We're also focusing on a strategic advisory board that will help guide the discussion about how this complex partnership will work on resolving some of these very important disease questions.
We've got progress on all these fronts, but we have some work to do in achieving the institute. We think that's going to occur over the next 36 months. One of the milestones will be the successful recruitment of a chief scientific officer.
Q: How many employees do you envision for the Institute for Systems Medicine?
A: We're building a model that includes 20 principal investigators. The support staff would bring you to a census of about 230 full-time employees, 70 percent of whom would have master's degrees and higher.
Q: What kind of impact could the institute have on Spokane's economy?

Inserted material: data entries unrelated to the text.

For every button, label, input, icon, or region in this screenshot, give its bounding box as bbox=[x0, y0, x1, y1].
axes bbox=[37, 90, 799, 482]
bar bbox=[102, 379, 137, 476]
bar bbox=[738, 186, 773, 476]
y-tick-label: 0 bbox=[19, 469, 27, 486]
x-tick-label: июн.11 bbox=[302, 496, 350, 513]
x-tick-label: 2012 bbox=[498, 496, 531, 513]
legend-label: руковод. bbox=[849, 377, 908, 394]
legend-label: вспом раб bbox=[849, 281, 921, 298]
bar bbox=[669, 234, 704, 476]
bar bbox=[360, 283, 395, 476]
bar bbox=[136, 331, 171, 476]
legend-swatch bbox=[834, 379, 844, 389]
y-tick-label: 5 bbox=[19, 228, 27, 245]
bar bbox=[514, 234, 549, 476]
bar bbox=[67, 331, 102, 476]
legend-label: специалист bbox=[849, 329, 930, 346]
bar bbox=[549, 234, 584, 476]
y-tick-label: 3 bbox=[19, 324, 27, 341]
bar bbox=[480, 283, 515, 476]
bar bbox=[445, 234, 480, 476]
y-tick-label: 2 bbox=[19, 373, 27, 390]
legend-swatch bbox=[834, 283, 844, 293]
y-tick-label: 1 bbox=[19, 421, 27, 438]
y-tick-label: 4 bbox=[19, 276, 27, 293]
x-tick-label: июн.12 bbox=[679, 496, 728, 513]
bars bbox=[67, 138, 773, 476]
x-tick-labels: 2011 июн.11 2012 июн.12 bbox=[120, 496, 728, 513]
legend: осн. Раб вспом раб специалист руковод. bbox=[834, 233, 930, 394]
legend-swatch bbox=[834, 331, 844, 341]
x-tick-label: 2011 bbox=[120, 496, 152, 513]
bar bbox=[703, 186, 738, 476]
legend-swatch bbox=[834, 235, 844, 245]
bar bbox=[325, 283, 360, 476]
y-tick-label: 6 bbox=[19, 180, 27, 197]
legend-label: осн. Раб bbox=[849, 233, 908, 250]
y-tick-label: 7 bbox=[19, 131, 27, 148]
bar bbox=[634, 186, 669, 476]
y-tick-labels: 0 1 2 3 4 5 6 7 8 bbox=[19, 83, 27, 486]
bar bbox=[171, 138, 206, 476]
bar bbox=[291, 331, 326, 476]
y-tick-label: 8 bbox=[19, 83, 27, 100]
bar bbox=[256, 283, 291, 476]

A: Our impact could be clearly trans-formational. We had an economic impact study, which projects that by 2025 — assuming we build our building, raise our money and operate on an annual $35 million budget — we'll be generating $150 million in annual economic impact. It's going to take some time to get there, but ultimately we hope to reach a critical mass that will be generating innovations, intellectual property, opportunities for commercialization, increased employment, cultural values, and taxes.
I suggest to community leaders that our institute is exactly the kind of investment we need to make. In the Puget Sound region, there were 30 years of investments and it's now bearing the fruit, for example, in nine biomedical research institutes.
We cannot talk our way into economic vibrancy. We have to invest.